Wärmebedarf und flexible Fahrweise zugleich

Die Flexibilitätsprämie ist nicht für jede Anlage der heilsbringende Gral. Insbesondere wärmegeführte Anlagen mit einem hohen Anteil an KWK-fähiger Wärmelieferung oder eigener Wärmevergütung haben keine Freiheitsgrade, um bedarfsgerecht Strom zu erzeugen. Dies ist aber die Voraussetzung für die Erlangung der Flexibilitätsprämie.


Das Problem mit der Wärme

Wie kann man Wärmebedarf und KWK-Prämie mit einer bedarfsgerechten Stromerzeugung und Flex-Prämie unter einen Hut bringen?

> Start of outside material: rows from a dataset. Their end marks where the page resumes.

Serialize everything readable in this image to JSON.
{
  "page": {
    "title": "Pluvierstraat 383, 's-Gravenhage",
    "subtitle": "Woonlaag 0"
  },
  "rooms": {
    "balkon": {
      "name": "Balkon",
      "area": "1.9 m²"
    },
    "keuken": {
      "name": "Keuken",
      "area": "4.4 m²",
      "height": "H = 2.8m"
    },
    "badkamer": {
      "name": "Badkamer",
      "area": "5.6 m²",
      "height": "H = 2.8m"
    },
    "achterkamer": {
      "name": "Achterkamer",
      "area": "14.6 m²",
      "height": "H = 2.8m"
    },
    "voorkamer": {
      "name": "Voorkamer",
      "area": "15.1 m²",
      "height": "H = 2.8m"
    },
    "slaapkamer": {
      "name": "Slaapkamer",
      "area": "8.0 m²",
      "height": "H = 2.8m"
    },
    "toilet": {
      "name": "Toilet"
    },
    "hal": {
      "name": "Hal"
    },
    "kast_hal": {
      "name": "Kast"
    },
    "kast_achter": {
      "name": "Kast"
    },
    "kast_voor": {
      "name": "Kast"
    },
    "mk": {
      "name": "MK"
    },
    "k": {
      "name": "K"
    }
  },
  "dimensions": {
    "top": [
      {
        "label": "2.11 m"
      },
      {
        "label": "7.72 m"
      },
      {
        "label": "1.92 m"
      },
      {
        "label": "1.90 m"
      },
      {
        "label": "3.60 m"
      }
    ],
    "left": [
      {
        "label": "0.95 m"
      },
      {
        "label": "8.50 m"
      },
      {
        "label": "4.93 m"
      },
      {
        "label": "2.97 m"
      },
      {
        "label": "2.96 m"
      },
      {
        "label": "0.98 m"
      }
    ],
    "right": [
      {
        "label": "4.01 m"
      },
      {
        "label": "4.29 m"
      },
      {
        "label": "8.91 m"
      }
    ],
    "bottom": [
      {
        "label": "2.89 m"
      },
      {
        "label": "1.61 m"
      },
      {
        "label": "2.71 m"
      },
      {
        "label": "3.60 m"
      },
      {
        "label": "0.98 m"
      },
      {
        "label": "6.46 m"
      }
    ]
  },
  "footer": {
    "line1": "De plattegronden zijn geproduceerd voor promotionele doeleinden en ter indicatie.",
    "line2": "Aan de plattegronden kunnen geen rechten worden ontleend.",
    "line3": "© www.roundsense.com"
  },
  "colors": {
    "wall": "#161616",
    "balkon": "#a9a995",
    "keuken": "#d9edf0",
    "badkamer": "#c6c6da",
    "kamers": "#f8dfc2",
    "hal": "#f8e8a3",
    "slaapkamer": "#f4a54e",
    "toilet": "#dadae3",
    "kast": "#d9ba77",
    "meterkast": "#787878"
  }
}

Eine pauschale Verneinung für wärmegeführte Anlagen bei der Frage nach den Möglichkeiten zur Flex-Prämie wäre aber ebenso falsch wie ein uneingeschränktes "ja". Man muss die Details genauer betrachten. Eine wärmegeführte Anlage kann flexibel Strom erzeugen und damit die Voraussetzung zur Erlangung der Flexibilitätsprämie schaffen. Was ist zu beachten?

Flexible Stromerzeugung bedeutet, tatsächlich zu bestimmten möglichst variablen Zeiten Spitzenlasten abzudecken, also ein paar Stunden am Tag die erlaubte Maximalleistung einer Biogasanlage zu fahren. Dabei sollte natürlich neben Biogasspeicher und zusätzlich installierter Leistung darauf geachtet werden, in diesen Stunden die erzeugte Wärme auch nutzbar abführen zu können. Selbst Anlagen mit vollständiger Wärmenutzung besitzen durch ihre Wärmeleitungen ein Mindestmaß an Wärmespeicher. Einfacher wird es, wenn zum Beispiel angeschlossene Haushalte einen Wärmepuffer besitzen (was fast immer der Fall ist). Das Speicherkraftwerk der SKVE kann diese Wärmepuffer mit berücksichtigen und den Fahrplan entsprechend anpassen.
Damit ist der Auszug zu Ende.